Monday, Apr. 10, 1950
Diplomat's Death
In a red clapboard cottage nine miles southeast of Ottawa, Mrs. Lester Kipp was cooking breakfast one morning last week when something about the throb of a nearby aircraft made her look up at the sky through the kitchen window. She was just in time to see a plane explode in the air over a neighbor's barn, then crash in a great ball of orange flame in a nearby field. "Lester," cried Mrs. Kipp to her husband, "go help the people."
The people on the crashing plane were beyond help. One crewman had managed to parachute to safety.

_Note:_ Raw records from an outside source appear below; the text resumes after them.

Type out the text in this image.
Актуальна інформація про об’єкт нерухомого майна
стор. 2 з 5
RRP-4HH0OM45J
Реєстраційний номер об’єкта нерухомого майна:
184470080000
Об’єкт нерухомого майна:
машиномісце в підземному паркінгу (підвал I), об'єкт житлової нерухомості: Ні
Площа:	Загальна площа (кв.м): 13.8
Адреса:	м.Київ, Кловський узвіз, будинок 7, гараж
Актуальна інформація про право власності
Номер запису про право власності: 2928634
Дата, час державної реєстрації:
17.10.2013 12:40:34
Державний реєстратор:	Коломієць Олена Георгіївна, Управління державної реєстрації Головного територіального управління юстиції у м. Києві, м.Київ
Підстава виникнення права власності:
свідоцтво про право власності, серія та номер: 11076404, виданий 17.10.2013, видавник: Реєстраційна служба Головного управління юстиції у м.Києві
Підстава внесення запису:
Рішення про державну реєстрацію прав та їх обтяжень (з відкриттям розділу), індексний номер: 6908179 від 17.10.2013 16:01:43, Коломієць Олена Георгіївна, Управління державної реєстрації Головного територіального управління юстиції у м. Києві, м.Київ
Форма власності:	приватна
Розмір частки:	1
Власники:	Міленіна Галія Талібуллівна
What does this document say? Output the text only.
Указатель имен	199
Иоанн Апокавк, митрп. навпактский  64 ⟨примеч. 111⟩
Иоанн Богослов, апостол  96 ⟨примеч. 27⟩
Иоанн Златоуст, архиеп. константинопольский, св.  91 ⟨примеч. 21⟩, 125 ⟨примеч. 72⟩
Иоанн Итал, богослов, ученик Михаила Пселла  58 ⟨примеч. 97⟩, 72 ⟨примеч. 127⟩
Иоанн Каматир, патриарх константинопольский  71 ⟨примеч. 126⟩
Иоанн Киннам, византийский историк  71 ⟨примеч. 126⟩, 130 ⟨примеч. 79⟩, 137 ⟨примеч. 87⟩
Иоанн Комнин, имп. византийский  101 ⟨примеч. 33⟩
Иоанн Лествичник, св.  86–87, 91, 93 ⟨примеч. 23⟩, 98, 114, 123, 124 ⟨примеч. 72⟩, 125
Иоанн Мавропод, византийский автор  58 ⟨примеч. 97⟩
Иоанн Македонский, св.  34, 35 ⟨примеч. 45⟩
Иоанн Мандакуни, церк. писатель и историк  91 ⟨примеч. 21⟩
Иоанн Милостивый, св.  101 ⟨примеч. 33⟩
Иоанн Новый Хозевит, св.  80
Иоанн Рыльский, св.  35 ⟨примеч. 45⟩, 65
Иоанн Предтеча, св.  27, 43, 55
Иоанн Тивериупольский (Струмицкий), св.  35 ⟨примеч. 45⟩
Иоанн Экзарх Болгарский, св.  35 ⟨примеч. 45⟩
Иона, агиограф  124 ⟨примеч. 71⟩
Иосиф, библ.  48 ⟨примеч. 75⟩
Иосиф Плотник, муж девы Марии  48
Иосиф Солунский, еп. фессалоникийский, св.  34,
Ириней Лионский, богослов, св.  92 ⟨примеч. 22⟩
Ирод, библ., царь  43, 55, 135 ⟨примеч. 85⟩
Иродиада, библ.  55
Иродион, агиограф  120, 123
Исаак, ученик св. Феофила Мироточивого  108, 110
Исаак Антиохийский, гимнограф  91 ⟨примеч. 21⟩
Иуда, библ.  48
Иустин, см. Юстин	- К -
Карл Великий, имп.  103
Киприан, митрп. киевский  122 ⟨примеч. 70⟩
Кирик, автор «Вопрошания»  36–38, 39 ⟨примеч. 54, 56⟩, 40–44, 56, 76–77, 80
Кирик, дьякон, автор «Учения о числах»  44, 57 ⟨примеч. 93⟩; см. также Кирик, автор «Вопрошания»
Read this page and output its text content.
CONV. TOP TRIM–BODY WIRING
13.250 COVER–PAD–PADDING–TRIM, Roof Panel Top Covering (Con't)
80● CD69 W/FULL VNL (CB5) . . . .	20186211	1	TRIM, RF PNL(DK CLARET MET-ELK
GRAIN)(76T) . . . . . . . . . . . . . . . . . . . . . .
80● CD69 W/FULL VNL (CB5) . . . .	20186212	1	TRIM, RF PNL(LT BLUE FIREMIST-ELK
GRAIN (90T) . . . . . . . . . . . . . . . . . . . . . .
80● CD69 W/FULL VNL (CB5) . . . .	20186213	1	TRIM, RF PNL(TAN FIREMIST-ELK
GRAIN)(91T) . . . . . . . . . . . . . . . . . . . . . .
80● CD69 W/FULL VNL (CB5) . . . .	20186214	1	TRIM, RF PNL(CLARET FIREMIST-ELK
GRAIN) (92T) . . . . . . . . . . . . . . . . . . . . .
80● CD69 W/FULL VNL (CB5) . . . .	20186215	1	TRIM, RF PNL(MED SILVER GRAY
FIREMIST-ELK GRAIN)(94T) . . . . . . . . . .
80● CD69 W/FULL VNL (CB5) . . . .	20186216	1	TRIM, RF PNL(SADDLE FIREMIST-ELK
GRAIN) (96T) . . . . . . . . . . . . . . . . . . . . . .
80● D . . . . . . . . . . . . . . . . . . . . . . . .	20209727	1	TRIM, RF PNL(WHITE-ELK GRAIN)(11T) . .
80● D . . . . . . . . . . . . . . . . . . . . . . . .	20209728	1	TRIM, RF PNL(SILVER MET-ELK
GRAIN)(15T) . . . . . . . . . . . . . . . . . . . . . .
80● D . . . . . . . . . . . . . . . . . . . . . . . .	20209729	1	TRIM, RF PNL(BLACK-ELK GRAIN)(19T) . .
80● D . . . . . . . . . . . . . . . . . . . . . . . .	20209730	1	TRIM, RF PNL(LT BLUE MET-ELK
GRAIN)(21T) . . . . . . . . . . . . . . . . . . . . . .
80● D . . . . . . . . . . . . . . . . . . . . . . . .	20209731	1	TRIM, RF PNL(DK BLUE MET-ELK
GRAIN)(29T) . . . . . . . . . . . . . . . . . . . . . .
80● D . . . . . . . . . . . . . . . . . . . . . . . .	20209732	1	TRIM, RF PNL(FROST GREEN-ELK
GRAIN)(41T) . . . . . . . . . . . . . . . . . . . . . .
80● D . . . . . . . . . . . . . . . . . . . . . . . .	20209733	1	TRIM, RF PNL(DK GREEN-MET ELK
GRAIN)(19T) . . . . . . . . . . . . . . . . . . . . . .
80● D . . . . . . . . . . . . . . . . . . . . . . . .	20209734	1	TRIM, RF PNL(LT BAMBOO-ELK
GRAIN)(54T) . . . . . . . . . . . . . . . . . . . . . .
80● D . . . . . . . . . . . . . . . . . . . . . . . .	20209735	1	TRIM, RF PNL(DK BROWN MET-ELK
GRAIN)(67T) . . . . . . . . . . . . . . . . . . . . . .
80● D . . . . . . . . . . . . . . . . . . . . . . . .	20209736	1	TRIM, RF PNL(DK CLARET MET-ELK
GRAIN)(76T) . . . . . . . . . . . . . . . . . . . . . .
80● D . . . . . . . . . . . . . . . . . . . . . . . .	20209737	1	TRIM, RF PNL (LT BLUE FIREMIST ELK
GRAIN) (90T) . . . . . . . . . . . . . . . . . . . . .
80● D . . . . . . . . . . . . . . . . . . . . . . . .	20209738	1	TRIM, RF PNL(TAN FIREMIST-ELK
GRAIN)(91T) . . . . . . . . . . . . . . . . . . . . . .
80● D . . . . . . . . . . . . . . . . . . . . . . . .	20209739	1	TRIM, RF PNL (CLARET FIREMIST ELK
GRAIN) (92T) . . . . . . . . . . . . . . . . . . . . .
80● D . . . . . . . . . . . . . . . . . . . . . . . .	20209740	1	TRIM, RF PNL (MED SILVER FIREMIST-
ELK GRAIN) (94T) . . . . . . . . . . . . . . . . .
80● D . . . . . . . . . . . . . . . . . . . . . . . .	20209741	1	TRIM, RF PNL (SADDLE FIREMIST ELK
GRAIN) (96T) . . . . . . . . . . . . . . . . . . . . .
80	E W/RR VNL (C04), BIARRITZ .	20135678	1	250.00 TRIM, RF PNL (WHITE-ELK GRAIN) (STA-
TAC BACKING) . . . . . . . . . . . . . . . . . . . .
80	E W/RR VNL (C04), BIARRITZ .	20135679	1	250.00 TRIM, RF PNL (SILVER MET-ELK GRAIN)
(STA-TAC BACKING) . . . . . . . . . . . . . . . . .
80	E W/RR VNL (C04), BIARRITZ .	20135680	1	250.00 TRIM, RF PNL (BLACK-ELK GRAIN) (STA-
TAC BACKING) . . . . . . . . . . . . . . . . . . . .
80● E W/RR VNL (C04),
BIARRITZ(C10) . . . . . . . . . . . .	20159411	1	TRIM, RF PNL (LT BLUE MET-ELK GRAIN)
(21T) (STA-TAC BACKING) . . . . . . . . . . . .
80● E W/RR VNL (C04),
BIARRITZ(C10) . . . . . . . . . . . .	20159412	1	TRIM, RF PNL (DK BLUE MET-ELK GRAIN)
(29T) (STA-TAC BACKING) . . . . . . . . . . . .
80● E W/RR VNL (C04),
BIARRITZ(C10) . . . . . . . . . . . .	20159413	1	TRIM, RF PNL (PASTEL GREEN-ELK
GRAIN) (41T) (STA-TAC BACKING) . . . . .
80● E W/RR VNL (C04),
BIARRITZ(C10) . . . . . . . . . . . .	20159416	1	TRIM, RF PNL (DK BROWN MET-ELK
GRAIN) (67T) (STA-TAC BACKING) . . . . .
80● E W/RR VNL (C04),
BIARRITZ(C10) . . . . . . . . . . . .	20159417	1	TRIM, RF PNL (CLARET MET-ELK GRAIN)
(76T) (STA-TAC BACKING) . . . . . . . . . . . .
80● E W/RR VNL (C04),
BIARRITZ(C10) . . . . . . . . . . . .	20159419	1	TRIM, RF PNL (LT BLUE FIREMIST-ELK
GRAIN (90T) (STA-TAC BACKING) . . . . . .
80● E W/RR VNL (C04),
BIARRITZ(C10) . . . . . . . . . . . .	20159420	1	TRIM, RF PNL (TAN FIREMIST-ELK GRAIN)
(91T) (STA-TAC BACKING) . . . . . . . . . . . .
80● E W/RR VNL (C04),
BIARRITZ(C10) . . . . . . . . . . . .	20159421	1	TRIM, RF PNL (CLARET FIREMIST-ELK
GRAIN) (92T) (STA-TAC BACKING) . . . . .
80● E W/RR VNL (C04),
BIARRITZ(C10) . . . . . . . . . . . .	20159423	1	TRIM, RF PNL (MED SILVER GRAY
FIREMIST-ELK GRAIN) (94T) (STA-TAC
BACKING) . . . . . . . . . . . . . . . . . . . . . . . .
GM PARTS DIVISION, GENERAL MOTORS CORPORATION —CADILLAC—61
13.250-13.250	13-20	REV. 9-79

The others, including Laurence Adolphe Steinhardt, 57, U.S. ambassador to Canada, were dead in the tangle of shattered metal burning itself out on the snowy field.
Lowered Flags. Within a few hours Canada's capital was in mourning for Laurence Steinhardt, one of the ablest and most popular ambassadors the U.S. had ever sent abroad. All over the city (except at the Soviet embassy) flags flew at half-staff. Telegraph companies hired extra messengers to deliver the stacks of telegrams. At the U.S. embassy, a second receptionist was assigned to receive the crowds that came to pay respects.
Canada was impressed with Ambassador Steinhardt from the moment he arrived in October 1948. Until then, many Canadians had always thought of the U.S. embassy as a rest home for weary U.S. diplomats or a testing ground for fledglings. Steinhardt fitted neither pattern. He was a successful Wall Street lawyer, a heavy contributor to Democratic campaigns, whom Franklin Roosevelt first rewarded with the ministry to Sweden. No mere fat cat, hard-driving Laurence Steinhardt immersed himself in his job, soon became a virtual career ambassador in one hot spot after another.
After a prewar tour of duty in Lima, Peru, he was ambassador to Russia for nearly three hard years through the Hitler-Stalin pact and the Nazi invasion. Even when the Germans seemed likely to take Moscow, Steinhardt remained confident that the Russians would hang on. He laid in a 100-day food supply at an emergency refuge outside the city, an extra stock of surgical supplies, and prepared his staff for a long siege. President Roosevelt called him "a good fixer and boss trader." In 1942 F.D.R. switched him to Turkey, where Steinhardt was matched against Germany's crafty Franz von Papen in the diplomatic wrestle for Turkey's friendship. After the war, before coming to Ottawa, Steinhardt served the U.S. in troubled Czechoslovakia, then starting on its painful journey through the Communist rolling mill.
Expert Envoy. From Ottawa, Steinhardt traveled from one end of Canada to the other. When Canadian and U.S. troops finished Exercise Sweetbriar on the rim of the Arctic two months ago, he was on hand in bitter weather to watch the windup. He made friends officiating at such functions as the Stampede in Calgary and the dog derby in Ottawa.
In workaday diplomacy, Canadian government leaders liked the attentive hearing Steinhardt gave their problems and his willingness to go to bat for Canada in Washington. "The trouble with Canadians is that they never make enough noise,"
Steinhardt once told a friend. In Canada, as in his other posts, Laurence Steinhardt's energy and willingness to make noise when noise was needed enabled him to speed up the machinery of diplomacy and to serve his country well.